Nationwide characterization of labor neuraxial analgesia provision in Japan using a publicly accessible database
Nationwide characterization of labor neuraxial analgesia provision in Japan using a publicly accessible database

Nationwide characterization of labor neuraxial analgesia provision in Japan using a publicly accessible database

J Anesth. 2025 Oct 25. doi: 10.1007/s00540-025-03611-w. Online ahead of print.

ABSTRACT

BACKGROUND: In Japan, labor neuraxial analgesia (LNA) is frequently administered by obstetricians rather than board-certified anesthesiologists, particularly in smaller facilities. Although awareness of maternal safety has increased in recent years, the extent of anesthesiologist involvement in obstetric anesthesia remains unclear.

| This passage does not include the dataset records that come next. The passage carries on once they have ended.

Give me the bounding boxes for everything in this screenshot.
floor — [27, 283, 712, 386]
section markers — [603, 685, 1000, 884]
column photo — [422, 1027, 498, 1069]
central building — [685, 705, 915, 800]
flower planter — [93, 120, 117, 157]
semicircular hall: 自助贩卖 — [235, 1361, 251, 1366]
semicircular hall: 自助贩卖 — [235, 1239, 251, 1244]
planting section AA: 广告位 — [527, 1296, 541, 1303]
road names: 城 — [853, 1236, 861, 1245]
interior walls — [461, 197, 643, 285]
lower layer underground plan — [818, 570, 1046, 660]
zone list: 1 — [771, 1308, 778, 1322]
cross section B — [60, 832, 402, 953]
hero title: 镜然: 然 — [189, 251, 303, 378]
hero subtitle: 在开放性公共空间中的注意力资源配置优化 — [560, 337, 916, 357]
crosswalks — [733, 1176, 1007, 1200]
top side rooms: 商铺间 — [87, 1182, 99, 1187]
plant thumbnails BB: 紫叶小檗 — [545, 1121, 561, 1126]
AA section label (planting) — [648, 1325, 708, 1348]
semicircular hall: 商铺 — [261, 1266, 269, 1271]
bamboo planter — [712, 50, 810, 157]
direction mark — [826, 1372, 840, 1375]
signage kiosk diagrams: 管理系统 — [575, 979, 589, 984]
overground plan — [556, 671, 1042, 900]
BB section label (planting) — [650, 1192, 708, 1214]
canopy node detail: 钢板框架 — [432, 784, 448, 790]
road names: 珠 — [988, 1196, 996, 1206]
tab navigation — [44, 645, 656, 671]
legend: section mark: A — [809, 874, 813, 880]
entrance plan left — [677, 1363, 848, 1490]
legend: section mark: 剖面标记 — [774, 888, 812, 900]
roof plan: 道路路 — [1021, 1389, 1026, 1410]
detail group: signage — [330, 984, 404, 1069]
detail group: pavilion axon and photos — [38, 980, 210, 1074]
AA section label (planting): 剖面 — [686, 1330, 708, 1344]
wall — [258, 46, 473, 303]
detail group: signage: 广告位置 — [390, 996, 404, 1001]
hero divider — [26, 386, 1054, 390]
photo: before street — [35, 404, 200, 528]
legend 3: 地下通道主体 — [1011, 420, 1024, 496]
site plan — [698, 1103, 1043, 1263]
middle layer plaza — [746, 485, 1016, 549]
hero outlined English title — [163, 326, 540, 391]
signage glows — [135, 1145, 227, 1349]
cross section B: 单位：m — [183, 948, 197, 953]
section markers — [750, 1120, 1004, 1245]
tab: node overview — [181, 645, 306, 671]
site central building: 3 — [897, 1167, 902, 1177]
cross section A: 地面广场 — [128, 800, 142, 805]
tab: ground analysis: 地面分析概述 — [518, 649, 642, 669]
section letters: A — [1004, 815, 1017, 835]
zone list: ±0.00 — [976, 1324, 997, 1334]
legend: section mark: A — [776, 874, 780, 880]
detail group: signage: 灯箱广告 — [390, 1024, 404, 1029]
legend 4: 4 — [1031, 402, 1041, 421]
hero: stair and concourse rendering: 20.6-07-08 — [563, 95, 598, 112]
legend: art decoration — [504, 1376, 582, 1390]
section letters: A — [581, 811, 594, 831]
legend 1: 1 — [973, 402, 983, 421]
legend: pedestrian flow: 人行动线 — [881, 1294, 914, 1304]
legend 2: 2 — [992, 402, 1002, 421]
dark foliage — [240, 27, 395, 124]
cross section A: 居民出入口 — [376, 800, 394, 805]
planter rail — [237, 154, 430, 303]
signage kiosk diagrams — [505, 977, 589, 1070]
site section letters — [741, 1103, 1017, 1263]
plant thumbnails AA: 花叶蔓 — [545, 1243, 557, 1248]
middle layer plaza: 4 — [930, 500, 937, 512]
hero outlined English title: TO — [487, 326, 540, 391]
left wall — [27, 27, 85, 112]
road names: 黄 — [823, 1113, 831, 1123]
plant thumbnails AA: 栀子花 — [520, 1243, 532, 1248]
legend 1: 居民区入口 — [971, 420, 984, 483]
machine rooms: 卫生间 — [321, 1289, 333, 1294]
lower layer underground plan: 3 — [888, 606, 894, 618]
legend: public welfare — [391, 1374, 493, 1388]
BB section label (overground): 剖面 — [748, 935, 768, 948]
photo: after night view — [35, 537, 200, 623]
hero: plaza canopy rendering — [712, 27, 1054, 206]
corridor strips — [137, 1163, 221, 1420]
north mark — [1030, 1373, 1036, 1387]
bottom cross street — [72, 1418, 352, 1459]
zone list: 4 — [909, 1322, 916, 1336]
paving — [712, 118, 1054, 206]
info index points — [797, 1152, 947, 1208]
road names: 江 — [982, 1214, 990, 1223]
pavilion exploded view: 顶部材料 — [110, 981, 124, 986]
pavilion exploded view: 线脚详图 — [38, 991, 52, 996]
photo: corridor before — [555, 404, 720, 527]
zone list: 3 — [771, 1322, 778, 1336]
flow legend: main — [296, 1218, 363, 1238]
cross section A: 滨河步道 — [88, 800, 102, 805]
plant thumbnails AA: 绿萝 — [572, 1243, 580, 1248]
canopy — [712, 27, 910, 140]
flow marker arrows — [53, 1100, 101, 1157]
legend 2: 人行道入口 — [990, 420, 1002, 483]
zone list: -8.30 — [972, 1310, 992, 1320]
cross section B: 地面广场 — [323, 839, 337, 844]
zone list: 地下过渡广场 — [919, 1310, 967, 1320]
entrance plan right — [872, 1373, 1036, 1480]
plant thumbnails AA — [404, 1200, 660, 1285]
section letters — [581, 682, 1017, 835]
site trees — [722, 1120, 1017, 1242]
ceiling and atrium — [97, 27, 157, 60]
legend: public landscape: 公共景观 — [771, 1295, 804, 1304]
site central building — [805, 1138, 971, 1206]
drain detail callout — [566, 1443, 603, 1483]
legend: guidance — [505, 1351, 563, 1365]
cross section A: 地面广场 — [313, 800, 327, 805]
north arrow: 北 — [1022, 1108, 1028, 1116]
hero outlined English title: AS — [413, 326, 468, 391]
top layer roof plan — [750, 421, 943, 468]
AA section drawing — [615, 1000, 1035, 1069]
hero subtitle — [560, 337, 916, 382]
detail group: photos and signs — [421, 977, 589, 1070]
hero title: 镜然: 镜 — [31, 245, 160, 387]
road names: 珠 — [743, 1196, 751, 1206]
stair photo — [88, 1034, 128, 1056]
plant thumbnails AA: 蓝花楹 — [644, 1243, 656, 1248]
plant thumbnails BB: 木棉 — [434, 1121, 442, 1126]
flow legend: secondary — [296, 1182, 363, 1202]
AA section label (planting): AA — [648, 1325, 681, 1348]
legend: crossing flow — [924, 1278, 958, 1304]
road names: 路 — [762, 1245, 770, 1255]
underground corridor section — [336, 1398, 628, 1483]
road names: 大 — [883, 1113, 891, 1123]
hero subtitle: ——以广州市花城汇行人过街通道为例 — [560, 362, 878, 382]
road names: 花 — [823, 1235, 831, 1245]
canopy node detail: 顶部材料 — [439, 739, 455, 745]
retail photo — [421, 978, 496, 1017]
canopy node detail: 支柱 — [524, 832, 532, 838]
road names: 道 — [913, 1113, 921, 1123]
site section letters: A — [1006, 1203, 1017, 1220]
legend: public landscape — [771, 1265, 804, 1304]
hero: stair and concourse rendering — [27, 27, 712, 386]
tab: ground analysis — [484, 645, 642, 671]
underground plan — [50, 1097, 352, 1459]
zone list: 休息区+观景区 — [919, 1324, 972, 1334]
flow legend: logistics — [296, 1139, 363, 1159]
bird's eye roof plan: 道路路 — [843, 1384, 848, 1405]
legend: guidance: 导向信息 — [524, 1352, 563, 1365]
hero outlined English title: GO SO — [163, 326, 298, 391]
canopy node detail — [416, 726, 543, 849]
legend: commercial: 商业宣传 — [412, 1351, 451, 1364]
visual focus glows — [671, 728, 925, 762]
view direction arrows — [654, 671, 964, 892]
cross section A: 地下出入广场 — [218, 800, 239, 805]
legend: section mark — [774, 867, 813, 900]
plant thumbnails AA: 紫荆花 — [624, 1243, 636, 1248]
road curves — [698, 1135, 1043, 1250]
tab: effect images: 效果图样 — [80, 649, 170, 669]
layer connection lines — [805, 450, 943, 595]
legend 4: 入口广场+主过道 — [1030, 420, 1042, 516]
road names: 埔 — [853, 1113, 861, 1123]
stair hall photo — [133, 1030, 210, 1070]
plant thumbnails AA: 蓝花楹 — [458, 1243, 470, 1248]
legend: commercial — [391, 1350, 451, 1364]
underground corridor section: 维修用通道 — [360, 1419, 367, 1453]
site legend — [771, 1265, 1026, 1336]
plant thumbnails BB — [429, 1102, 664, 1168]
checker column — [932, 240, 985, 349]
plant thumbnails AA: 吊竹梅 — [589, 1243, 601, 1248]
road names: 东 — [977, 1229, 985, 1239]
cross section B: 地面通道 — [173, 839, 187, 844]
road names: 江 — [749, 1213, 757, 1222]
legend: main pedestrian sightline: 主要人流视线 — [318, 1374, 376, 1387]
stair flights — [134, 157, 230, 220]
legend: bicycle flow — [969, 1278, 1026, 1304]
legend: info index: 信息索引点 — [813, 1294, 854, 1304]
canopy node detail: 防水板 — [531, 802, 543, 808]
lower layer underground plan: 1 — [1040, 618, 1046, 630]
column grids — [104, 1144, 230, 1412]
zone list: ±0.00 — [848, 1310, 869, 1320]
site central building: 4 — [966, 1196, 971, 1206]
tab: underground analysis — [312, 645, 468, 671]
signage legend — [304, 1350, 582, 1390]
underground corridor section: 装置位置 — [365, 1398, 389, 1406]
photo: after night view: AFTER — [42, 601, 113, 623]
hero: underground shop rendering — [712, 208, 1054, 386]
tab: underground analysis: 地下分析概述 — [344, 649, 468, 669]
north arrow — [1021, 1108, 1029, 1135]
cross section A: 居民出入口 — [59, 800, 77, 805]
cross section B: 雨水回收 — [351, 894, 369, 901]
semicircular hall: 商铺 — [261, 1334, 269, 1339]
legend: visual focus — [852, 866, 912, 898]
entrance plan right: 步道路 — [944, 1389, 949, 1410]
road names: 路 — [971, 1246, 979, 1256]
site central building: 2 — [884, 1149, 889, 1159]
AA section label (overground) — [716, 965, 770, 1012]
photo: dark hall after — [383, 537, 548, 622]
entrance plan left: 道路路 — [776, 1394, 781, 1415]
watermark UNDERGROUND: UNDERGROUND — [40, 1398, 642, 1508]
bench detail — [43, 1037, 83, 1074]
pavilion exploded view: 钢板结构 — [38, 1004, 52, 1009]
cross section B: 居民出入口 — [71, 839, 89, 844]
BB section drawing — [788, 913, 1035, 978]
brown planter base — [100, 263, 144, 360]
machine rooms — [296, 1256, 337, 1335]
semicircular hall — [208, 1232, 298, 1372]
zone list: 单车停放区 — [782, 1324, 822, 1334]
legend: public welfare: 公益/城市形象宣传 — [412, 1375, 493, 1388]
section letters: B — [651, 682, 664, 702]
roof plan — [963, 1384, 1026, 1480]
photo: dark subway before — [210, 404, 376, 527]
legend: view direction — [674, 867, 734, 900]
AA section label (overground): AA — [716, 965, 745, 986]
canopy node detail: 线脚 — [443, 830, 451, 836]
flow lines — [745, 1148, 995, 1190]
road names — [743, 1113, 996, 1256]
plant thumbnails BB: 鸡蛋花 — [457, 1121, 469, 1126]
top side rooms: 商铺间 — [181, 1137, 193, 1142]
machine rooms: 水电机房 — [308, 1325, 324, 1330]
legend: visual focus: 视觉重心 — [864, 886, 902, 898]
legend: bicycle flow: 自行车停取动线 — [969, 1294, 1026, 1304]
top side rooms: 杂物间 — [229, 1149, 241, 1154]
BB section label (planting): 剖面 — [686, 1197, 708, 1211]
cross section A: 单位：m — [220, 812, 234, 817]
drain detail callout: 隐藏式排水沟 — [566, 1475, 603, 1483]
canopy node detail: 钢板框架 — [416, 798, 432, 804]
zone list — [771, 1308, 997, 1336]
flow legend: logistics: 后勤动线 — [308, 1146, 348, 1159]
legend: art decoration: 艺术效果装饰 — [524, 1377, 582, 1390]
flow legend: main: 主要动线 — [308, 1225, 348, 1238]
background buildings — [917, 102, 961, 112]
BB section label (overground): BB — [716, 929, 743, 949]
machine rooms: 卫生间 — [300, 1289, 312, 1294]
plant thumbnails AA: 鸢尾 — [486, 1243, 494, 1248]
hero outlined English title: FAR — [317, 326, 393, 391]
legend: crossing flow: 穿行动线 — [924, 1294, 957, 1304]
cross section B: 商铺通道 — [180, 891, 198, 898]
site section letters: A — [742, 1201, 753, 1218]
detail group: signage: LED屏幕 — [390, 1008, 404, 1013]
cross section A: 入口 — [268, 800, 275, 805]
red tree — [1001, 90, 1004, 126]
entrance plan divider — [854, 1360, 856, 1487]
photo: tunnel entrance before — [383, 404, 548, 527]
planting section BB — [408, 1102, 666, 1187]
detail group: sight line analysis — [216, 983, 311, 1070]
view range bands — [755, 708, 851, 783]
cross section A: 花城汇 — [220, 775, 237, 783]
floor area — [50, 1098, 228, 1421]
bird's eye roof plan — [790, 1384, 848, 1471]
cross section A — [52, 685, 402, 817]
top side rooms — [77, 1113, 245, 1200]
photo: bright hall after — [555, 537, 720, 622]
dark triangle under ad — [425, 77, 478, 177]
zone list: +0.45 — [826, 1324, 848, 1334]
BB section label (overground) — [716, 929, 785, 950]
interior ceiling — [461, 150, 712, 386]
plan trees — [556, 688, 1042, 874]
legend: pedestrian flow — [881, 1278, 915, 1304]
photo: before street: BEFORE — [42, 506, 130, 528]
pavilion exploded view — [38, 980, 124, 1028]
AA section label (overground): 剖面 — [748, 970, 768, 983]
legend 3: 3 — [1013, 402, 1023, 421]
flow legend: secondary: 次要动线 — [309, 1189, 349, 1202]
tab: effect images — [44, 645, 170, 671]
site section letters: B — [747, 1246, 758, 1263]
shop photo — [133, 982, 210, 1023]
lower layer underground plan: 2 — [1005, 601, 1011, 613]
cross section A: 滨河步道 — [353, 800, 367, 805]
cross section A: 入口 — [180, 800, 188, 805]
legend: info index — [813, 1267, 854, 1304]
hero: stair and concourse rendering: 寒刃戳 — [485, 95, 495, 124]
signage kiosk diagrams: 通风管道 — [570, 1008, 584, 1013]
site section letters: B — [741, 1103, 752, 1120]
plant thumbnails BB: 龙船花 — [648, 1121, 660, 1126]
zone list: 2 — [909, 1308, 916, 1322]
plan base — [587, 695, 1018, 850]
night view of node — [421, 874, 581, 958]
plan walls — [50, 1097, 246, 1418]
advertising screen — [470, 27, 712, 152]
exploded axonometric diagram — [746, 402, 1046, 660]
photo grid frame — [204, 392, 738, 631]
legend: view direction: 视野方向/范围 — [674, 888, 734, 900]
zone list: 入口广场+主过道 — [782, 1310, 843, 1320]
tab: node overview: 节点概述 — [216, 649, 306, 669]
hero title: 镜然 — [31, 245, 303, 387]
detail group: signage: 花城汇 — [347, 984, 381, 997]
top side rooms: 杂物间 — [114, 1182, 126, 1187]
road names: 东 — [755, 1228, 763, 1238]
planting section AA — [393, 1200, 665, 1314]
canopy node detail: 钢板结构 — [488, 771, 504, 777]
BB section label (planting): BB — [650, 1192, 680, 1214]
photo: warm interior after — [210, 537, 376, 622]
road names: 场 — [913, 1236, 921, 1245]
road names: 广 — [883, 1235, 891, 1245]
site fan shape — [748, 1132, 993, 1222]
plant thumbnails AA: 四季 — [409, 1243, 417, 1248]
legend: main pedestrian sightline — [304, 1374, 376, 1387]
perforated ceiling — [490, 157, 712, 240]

METHODS: This nationwide cross-sectional study analyzed data from Birth-Navi, a public registry of childbirth facilities maintained by Ministry of Health, Labour and Welfare of Japan. As of August 2024, facilities offering LNA were categorized into two groups: those listing a board-certified anesthesiologist (Group A) and an obstetrician-gynecologist (Group O) as a responsible physician. Institutional characteristics and analgesia practices were compared between groups using chi-square tests.

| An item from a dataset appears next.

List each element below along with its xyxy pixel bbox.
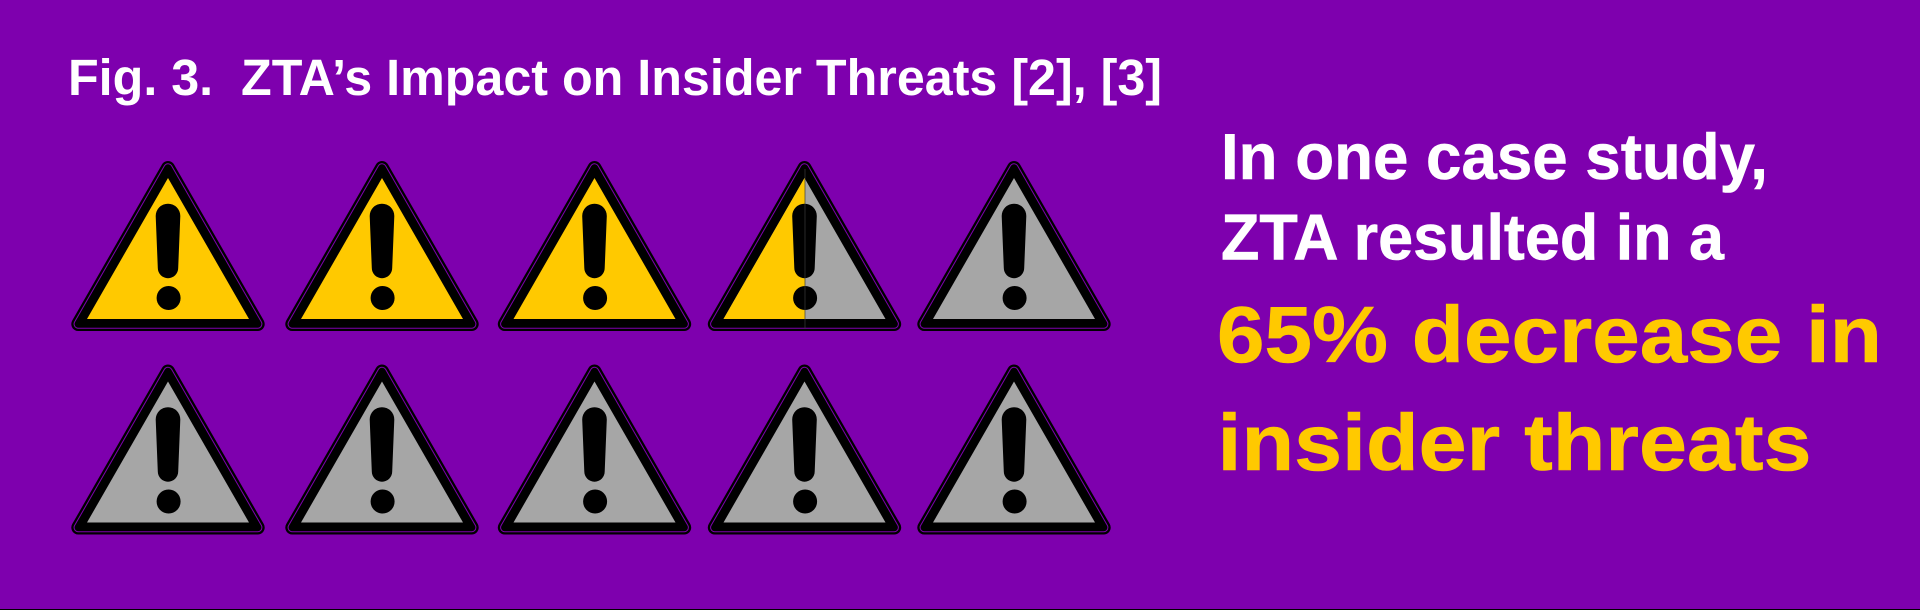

RESULTS: Among 2063 registered facilities, 837 (40.6%) provided LNA, of which 771 met the inclusion criteria. Only 27.2% facilities listed a board-certified anesthesiologist as the responsible physician. Group A facilities were more likely to be hospitals (86.8% vs. 30.4%, p < 0.001) and more likely to utilize combined spinal-epidural techniques (23.7% vs. 14.0%, p = 0.002). However, 24 h analgesia availability was significantly lower in Group A than in Group O (25.9% vs. 47.1%, p < 0.05). Notably, only 284 facilities (13.8%) provided round-the-clock analgesia upon maternal request.

CONCLUSION: It is important to note that anesthesiologist-led LNA remains limited in Japan. While associated with more advanced techniques, 24 h availability is uncommon. To improve both access and safety, system-level strategies-such as redistribution of personnel and the implementation of collaborative tele-anesthesia networks-should be considered.